The tuna salad was less of a success, with tasters suggesting that the tuna actually overwhelmed even the bacon:
But overall, the A.V. Club Taste Test Labs were happy with Baconnaise. Chang in particular approved of something that tastes like food instead of the stuff we normally make him eat:
Scott Tobias came through toward the end and delivered an entire polemic on the concept of Baconnaise: "The fun of bacon is that it's crispy and it has a texture. You put bacon and mayo together, and you have a winning combination. But bacon needs to exist as something to chew on, not something that lingers in your mouth as some horrible it shouldn't be a chemical aftertaste. It's real food. I want bacon, not a bacon aftertaste."
And you know what? We agree with him. But we still think Baconnaise is a pretty genius idea, and it won about the closest thing to A.V. Club taste-test approval we've seen from something that wasn't entirely made out of sugar.
— "Ugh, the smell. I'm going to have to breathe through my mouth the whole time."
— [Tentative first taste.] "It's good!" "It IS good!"
— "It's really salty, though."
— "Not bad at all."
— "The eggs are tasty. They're really good."
— "The sandwich is delightful."
— "Good texture, good bacon. It smells like real bacon. It's got a really hearty taste, though maybe that's just the egg. And a bacon aftertaste."
— "Baconnaise is a much greater success than Bacon Salt."
— "This is probably the best taste test ever."
— "I can't even tell the difference in the tuna."
— "It's almost like smoked tuna salad."
— "You could almost serve the tuna salad at a fancy restaurant and claim it's smoked tuna salad." "You'd want to claim it was bacon aioli, though."
— "It doesn't taste like bacon, just like smoke. But it's good."
— "No one really hated it. It's pretty good."
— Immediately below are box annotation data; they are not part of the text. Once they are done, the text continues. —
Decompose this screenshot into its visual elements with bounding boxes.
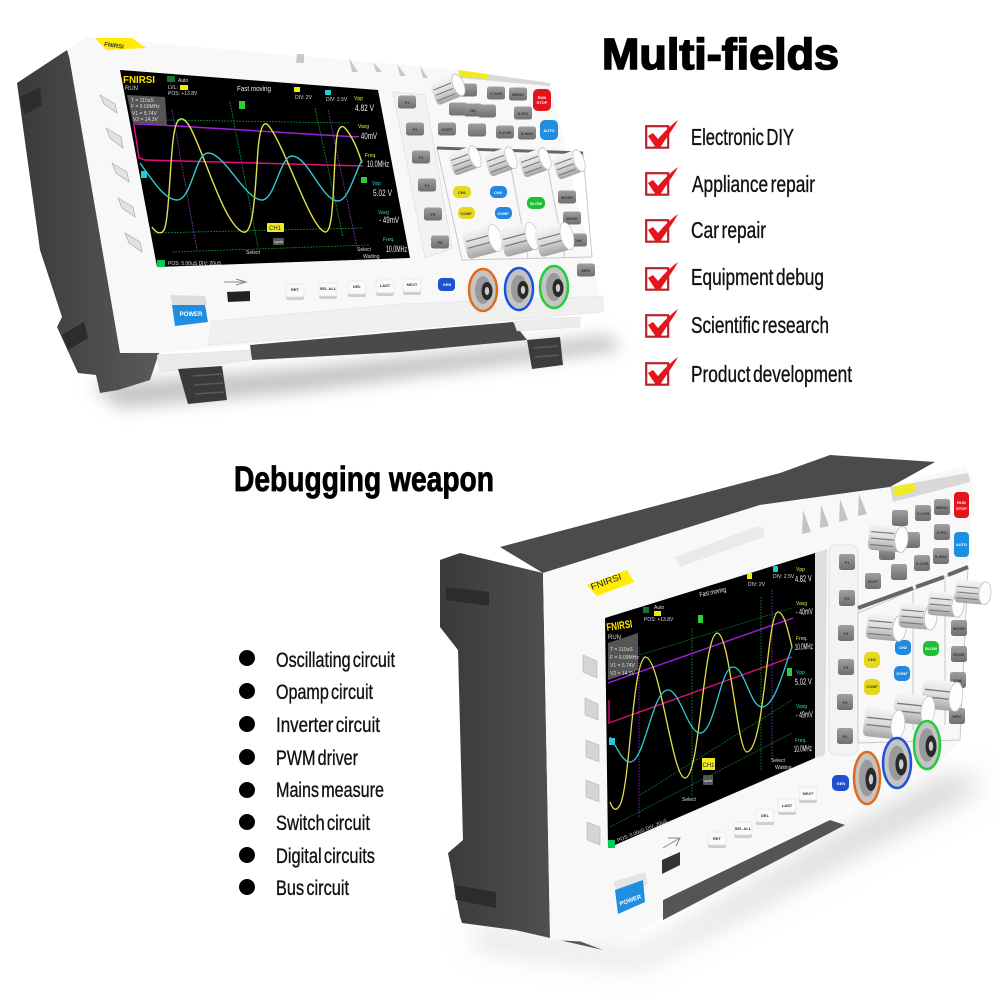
run stop button: STOP: [956, 506, 967, 511]
measure box: V2 = 14.3V: [610, 671, 636, 677]
F buttons: F6: [843, 734, 848, 739]
check item: Scientific research: [646, 309, 829, 338]
bullet: Inverter circuit: Inverter circuit: [276, 714, 380, 737]
heading: Debugging weapon: Debugging weapon: [234, 460, 494, 499]
F buttons: [398, 96, 449, 248]
coloured channel buttons: [864, 640, 939, 695]
check item: Product development: [646, 357, 852, 387]
header readouts: Fast moving: [699, 586, 727, 599]
right column buttons: [558, 190, 595, 276]
BNC connectors: [469, 266, 568, 311]
screen background: [120, 70, 410, 267]
header readouts: DIV: 2.5V: [773, 574, 795, 580]
yellow brand label: [95, 38, 146, 51]
carrying handle recess: [675, 527, 765, 567]
control buttons: S-WAV: [935, 554, 948, 559]
run stop button: RUN: [957, 500, 966, 505]
right column buttons: MPK: [582, 268, 591, 273]
header readouts: POS: +13.8V: [644, 617, 674, 623]
stand foot left: [178, 366, 227, 404]
F-key bay: [393, 92, 452, 258]
F buttons: F1: [845, 560, 850, 565]
purple trace: [608, 618, 793, 683]
brand and run status: [606, 618, 633, 641]
coloured channel buttons: CH1: [458, 190, 467, 195]
control buttons: S-WAV: [521, 131, 534, 136]
F-key panel: [393, 92, 452, 258]
dark underside: [663, 820, 845, 920]
grid lines: [610, 590, 792, 827]
bottom status bar: Waiting: [775, 765, 792, 771]
bullet: Mains measure: [239, 779, 384, 802]
control buttons: [438, 84, 536, 140]
bullet: Switch circuit: Switch circuit: [276, 812, 370, 835]
bottom status bar: Select: [246, 250, 261, 256]
BNC blue channel: [883, 738, 911, 788]
coloured channel buttons: SLOW: [530, 201, 542, 206]
check item: Equipment debug: Equipment debug: [691, 264, 824, 290]
check item: Car repair: [646, 214, 766, 243]
heading: Multi-fields: Multi-fields: [602, 30, 839, 79]
dark side housing: [440, 553, 603, 950]
yellow brand label: FNIRSI: [589, 572, 623, 592]
BNC connectors: [854, 721, 940, 804]
run stop button: RUN: [538, 95, 546, 100]
measure box: [127, 95, 167, 125]
measure box: F = 9.09MHz: [610, 655, 639, 661]
right measurements column: - 49mV: [379, 215, 399, 225]
bullet: Opamp circuit: Opamp circuit: [276, 681, 373, 704]
right measurements column: Vpp: [796, 567, 805, 573]
bullet: Switch circuit: [239, 812, 370, 835]
header readouts: Fast moving: [237, 86, 271, 93]
screen bevel: [815, 549, 827, 758]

— "I think the tuna salad is tasty. I'd eat this on purpose." "Yeah, I'd eat it on purpose." [General robotic agreement that everyone "would eat this on purpose."]
— [Chang.] "I'd eat the shit out of this."
— "It tasted great, but I cannot get the taste out of my mouth at all. Time for some coffee." "It's like that with regular mayo, too." "Yeah, but this is so salty that it sucks all the moisture out of your mouth and just leaves the taste of bacon." "In what world is that a bad thing?"
— "Ultimately, it's just too much flavor. It's just too strong."
— "I'd argue Baconnaise tastes better than regular mayonnaise. Mayo is more of a texture than a flavor, and this kicks things up a bit more. It isn't exactly bacon-y, but it certainly is saltier and more flavorful than regular mayo."
— "I'd eat this on purpose in a non-laboratory setting. It's that good."
— "I've gotten wary of the endless infusions of bacon with other foods, but I love the name. Anyone who's never heard of it can easily figure out what it is. Hooray, synergy!"
— "I'd say this is an unmitigated success. I can't think of anything I would put bacon on that I wouldn't substitute this in for. Makes the turkey sandwich taste like smoked turkey. A very tasty spread."
— "The deviled eggs are a real winner. Your guests will be scratching their heads about how you injected bacon essence in these little gems."
— "Imagine this in potato salad or coleslaw or as a base for an awesome tartar sauce. I can see myself putting bacon in places I never dreamed of before!"
— "A real step up from regular mayonnaise. If the saturated fats don't kill you, maybe the nitrates and salt will!"
Where to get it: Online at baconsalt.com; the site has a store, but also a store-finder for those looking to buy J&D;'s products in their own neighborhoods.